Here are some caveats about Microsoft Office:
1) First off, if you need to target/support multiple versions of Office, you need to use the lowest Office version Primary Interop Assemblies. So if you want to support Office 2003 and up, you need to use PIAs for Office 2003.
2) I implore you to only support Office 2007 and up. You will save yourself a huge amount of headaches that way. The two primary reasons I dropped support for Office 2003 were:
a) Office 2003 only supports 3 formating conditions (you can use formating conditions for alternating row colors, having certain cells with certain values colored differently, etc), but they are a must if you want to get any sort of decent speed out of your automation. Coloring cells/rows one by one is painfully slow. For example I had a large table with more than a thousand rows. When coloring them one by one, the automation took close to a minute, using formating conditions dropped the automation time to ~20 seconds.
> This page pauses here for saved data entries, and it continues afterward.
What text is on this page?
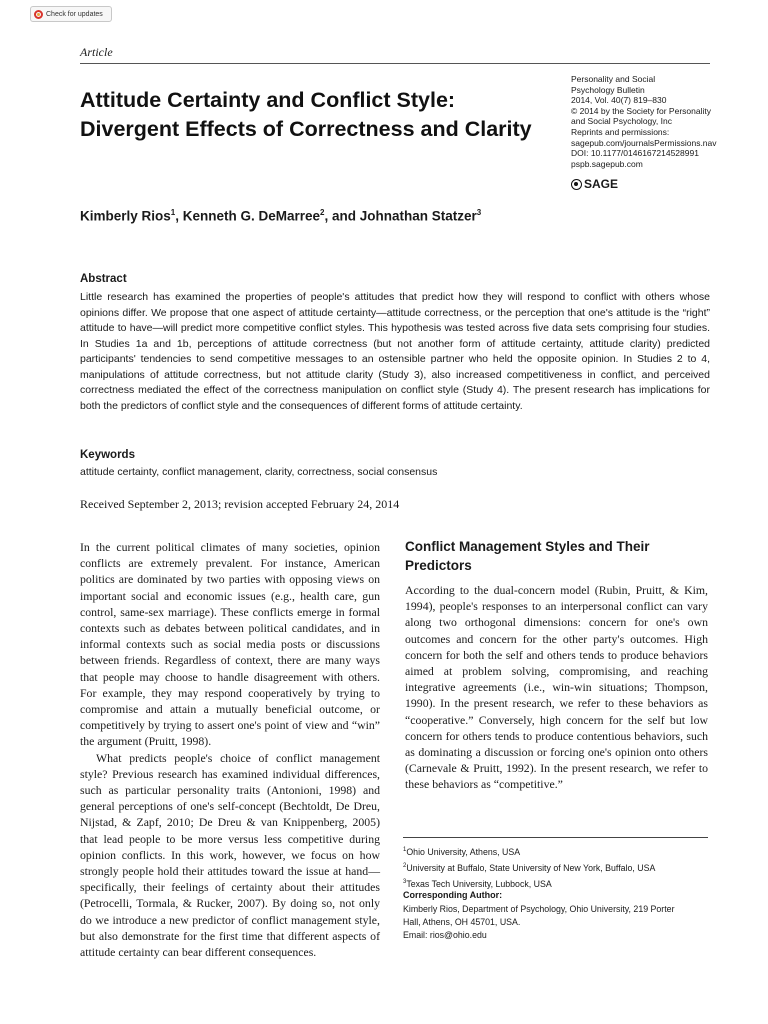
Check for updates
Article
Attitude Certainty and Conflict Style: Divergent Effects of Correctness and Clarity
Personality and Social
Psychology Bulletin
2014, Vol. 40(7) 819–830
© 2014 by the Society for Personality
and Social Psychology, Inc
Reprints and permissions:
sagepub.com/journalsPermissions.nav
DOI: 10.1177/0146167214528991
pspb.sagepub.com
SAGE
Kimberly Rios$^1$, Kenneth G. DeMarree$^2$, and Johnathan Statzer$^3$
Abstract

Little research has examined the properties of people's attitudes that predict how they will respond to conflict with others whose opinions differ. We propose that one aspect of attitude certainty—attitude correctness, or the perception that one's attitude is the “right” attitude to have—will predict more competitive conflict styles. This hypothesis was tested across five data sets comprising four studies. In Studies 1a and 1b, perceptions of attitude correctness (but not another form of attitude certainty, attitude clarity) predicted participants' tendencies to send competitive messages to an ostensible partner who held the opposite opinion. In Studies 2 to 4, manipulations of attitude correctness, but not attitude clarity (Study 3), also increased competitiveness in conflict, and perceived correctness mediated the effect of the correctness manipulation on conflict style (Study 4). The present research has implications for both the predictors of conflict style and the consequences of different forms of attitude certainty.

Keywords
attitude certainty, conflict management, clarity, correctness, social consensus
Received September 2, 2013; revision accepted February 24, 2014

In the current political climates of many societies, opinion conflicts are extremely prevalent. For instance, American politics are dominated by two parties with opposing views on important social and economic issues (e.g., health care, gun control, same-sex marriage). These conflicts emerge in formal contexts such as debates between political candidates, and in informal contexts such as social media posts or discussions between friends. Regardless of context, there are many ways that people may choose to handle disagreement with others. For example, they may respond cooperatively by trying to compromise and attain a mutually beneficial outcome, or competitively by trying to assert one's point of view and “win” the argument (Pruitt, 1998).

What predicts people's choice of conflict management style? Previous research has examined individual differences, such as particular personality traits (Antonioni, 1998) and general perceptions of one's self-concept (Bechtoldt, De Dreu, Nijstad, & Zapf, 2010; De Dreu & van Knippenberg, 2005) that lead people to be more versus less competitive during opinion conflicts. In this work, however, we focus on how strongly people hold their attitudes toward the issue at hand—specifically, their feelings of certainty about their attitudes (Petrocelli, Tormala, & Rucker, 2007). By doing so, not only do we introduce a new predictor of conflict management style, but also demonstrate for the first time that different aspects of attitude certainty can bear different consequences.

Conflict Management Styles and Their Predictors

According to the dual-concern model (Rubin, Pruitt, & Kim, 1994), people's responses to an interpersonal conflict can vary along two orthogonal dimensions: concern for one's own outcomes and concern for the other party's outcomes. High concern for both the self and others tends to produce behaviors aimed at problem solving, compromising, and reaching integrative agreements (i.e., win-win situations; Thompson, 1990). In the present research, we refer to these behaviors as “cooperative.” Conversely, high concern for the self but low concern for others tends to produce contentious behaviors, such as dominating a discussion or forcing one's opinion onto others (Carnevale & Pruitt, 1992). In the present research, we refer to these behaviors as “competitive.”

$^1$Ohio University, Athens, USA
$^2$University at Buffalo, State University of New York, Buffalo, USA
$^3$Texas Tech University, Lubbock, USA
Corresponding Author:
Kimberly Rios, Department of Psychology, Ohio University, 219 Porter
Hall, Athens, OH 45701, USA.
Email: rios@ohio.edu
b) Office 2003 uses different color codes than Office 2007. For instance if I use the method System.Drawing.ColorTranslator.ToOle() I get the exact color in Office 2007 as I pass in for the parameter. But Office 2003 might not give the exact same color or might give a completely different color. So you have to specifically code for Office 2003 and provide an exact color code (you have to use Excel color codes) instead of just saying you want to color the cell System.Drawing.Color.LightPink.
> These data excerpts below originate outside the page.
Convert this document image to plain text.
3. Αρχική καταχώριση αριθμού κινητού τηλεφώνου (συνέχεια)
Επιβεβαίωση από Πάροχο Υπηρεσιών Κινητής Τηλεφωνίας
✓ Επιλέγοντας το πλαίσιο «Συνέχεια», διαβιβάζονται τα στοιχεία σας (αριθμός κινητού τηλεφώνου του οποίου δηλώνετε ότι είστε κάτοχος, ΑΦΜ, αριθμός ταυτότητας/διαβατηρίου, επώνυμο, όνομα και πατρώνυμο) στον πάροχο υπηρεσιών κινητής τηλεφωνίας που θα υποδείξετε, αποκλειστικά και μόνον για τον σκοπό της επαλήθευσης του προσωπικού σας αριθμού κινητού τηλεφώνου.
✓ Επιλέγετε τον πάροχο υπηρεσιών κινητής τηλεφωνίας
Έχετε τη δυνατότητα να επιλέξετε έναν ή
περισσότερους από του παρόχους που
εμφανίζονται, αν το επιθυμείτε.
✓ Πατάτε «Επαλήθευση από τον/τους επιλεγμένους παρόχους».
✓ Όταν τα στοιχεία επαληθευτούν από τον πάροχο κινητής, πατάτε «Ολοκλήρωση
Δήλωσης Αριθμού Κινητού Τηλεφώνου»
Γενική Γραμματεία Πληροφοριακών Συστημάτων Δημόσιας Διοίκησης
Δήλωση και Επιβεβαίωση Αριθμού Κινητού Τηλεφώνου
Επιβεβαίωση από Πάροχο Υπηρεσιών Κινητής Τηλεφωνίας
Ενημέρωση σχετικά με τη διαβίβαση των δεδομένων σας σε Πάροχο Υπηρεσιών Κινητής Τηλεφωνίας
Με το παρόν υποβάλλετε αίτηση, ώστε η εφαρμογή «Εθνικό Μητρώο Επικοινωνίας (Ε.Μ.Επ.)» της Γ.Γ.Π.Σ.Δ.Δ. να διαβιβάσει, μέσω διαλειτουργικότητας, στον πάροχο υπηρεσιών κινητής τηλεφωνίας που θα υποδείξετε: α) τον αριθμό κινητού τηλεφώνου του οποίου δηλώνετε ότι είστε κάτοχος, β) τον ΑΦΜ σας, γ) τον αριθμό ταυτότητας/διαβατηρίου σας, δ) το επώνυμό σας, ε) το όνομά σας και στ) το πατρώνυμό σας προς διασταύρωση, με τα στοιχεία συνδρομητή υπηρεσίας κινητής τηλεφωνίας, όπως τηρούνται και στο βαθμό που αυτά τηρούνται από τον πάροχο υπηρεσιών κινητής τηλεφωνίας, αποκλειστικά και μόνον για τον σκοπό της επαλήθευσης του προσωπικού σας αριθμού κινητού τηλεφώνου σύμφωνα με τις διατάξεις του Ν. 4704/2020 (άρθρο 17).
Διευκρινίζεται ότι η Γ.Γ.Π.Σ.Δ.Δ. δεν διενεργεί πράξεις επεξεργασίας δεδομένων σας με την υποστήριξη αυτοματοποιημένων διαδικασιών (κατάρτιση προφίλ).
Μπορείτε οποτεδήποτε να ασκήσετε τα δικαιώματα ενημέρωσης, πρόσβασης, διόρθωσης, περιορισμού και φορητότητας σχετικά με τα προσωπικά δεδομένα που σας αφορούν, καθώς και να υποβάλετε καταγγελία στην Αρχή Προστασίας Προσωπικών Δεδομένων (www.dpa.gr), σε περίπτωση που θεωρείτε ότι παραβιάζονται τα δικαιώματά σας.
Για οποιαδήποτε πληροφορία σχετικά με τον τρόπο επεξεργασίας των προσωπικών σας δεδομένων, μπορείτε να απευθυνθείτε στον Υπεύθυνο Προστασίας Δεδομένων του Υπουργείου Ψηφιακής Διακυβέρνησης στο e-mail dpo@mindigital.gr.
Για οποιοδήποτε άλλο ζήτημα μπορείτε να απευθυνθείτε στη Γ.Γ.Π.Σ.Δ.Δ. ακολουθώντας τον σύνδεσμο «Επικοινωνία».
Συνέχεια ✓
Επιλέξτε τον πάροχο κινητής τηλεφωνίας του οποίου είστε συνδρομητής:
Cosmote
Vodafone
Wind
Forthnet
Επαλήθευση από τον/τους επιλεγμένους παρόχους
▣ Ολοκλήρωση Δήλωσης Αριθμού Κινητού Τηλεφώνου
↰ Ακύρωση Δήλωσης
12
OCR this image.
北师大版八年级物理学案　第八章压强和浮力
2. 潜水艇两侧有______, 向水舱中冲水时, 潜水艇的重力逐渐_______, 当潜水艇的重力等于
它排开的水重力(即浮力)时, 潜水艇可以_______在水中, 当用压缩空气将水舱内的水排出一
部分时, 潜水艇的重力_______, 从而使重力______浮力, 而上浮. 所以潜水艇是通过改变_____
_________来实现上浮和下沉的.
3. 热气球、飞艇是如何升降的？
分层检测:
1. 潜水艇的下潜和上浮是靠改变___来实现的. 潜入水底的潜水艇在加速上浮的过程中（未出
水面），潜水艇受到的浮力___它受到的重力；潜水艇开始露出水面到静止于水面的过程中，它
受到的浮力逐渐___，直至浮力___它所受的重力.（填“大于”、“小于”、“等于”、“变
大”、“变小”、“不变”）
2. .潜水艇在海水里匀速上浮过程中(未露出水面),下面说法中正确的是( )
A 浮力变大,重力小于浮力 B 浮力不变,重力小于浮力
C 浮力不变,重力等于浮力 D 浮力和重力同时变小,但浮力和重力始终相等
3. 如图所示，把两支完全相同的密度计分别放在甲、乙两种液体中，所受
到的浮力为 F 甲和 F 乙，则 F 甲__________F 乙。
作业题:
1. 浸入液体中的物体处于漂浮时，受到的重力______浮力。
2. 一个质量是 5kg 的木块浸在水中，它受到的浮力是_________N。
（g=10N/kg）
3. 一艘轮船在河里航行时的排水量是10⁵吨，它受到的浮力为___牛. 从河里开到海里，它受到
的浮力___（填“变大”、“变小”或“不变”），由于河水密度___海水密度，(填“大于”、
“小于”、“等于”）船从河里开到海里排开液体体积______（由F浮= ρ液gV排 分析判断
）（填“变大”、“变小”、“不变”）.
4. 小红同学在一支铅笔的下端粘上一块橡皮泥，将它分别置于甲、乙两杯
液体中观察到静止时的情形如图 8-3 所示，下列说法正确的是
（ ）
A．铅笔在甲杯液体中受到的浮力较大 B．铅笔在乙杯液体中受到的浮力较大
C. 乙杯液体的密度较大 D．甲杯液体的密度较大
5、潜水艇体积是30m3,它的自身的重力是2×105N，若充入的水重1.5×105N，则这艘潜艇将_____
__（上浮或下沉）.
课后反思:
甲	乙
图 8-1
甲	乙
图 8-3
3) You will never get a meaningful error message when automating Microsoft Office, you will only get HRESULT=(…). So you have to track down the offending line of code and figure out yourself what is wrong with it.
4) Every Office object you reference (Application, WorkSheet, Sheet, Range, etc) you must
NAR() (google it, but basically you have to do – System.Runtime.InteropServices.Marshal.ReleaseComObject(o);). I only NAR the “biggest” objects, the ones I mentioned in the last sentence, I don’t NAR single cell or range references that I use in my automation code, so far it seems to be working…
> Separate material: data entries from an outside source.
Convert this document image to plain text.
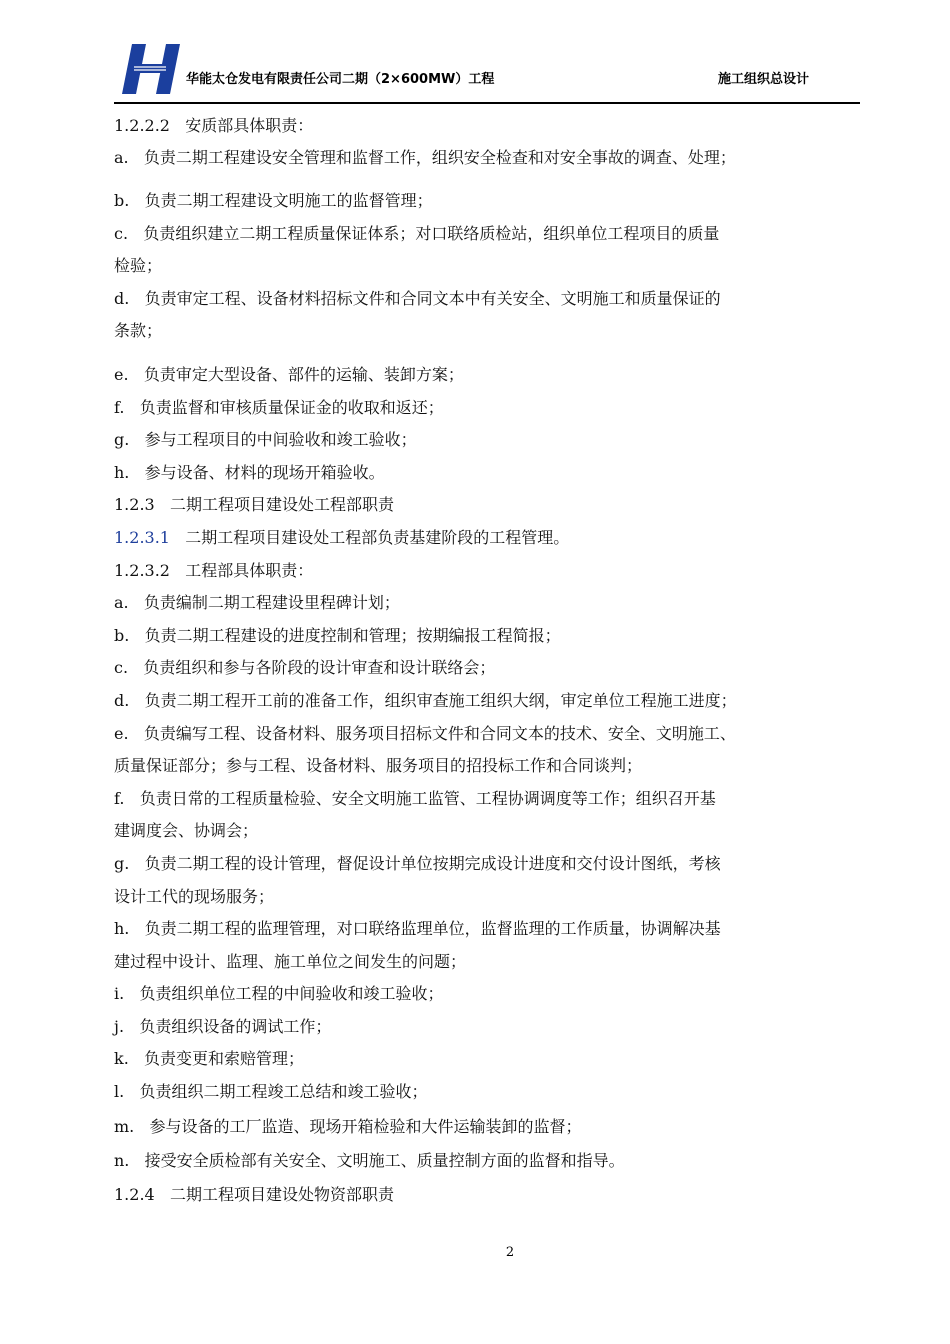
华能太仓发电有限责任公司二期（2×600MW）工程	施工组织总设计
1.2.2.2 安质部具体职责：
a. 负责二期工程建设安全管理和监督工作，组织安全检查和对安全事故的调查、处理；
b. 负责二期工程建设文明施工的监督管理；
c. 负责组织建立二期工程质量保证体系；对口联络质检站，组织单位工程项目的质量
检验；
d. 负责审定工程、设备材料招标文件和合同文本中有关安全、文明施工和质量保证的
条款；
e. 负责审定大型设备、部件的运输、装卸方案；
f. 负责监督和审核质量保证金的收取和返还；
g. 参与工程项目的中间验收和竣工验收；
h. 参与设备、材料的现场开箱验收。
1.2.3 二期工程项目建设处工程部职责
1.2.3.1 二期工程项目建设处工程部负责基建阶段的工程管理。
1.2.3.2 工程部具体职责：
a. 负责编制二期工程建设里程碑计划；
b. 负责二期工程建设的进度控制和管理；按期编报工程简报；
c. 负责组织和参与各阶段的设计审查和设计联络会；
d. 负责二期工程开工前的准备工作，组织审查施工组织大纲，审定单位工程施工进度；
e. 负责编写工程、设备材料、服务项目招标文件和合同文本的技术、安全、文明施工、
质量保证部分；参与工程、设备材料、服务项目的招投标工作和合同谈判；
f. 负责日常的工程质量检验、安全文明施工监管、工程协调调度等工作；组织召开基
建调度会、协调会；
g. 负责二期工程的设计管理，督促设计单位按期完成设计进度和交付设计图纸，考核
设计工代的现场服务；
h. 负责二期工程的监理管理，对口联络监理单位，监督监理的工作质量，协调解决基
建过程中设计、监理、施工单位之间发生的问题；
i. 负责组织单位工程的中间验收和竣工验收；
j. 负责组织设备的调试工作；
k. 负责变更和索赔管理；
l. 负责组织二期工程竣工总结和竣工验收；
m. 参与设备的工厂监造、现场开箱检验和大件运输装卸的监督；
n. 接受安全质检部有关安全、文明施工、质量控制方面的监督和指导。
1.2.4 二期工程项目建设处物资部职责
2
5) Office automation is painfully slow. So don’t over do it, use the minimum required work for acceptable output. When inserting data, always try to insert a whole range of data, don’t insert data cell by cell.
6) On rare occasions you might get strange exceptions. For instance some times I’ve got a “title not set” exception when creating graphs. But that’s impossible since the code always sets a title. This can be contributed to how buggy COM interop is. I’ve reduced the amount of exceptions by placing System.Threading.Thread.Sleep(500) right after the line where I set the title.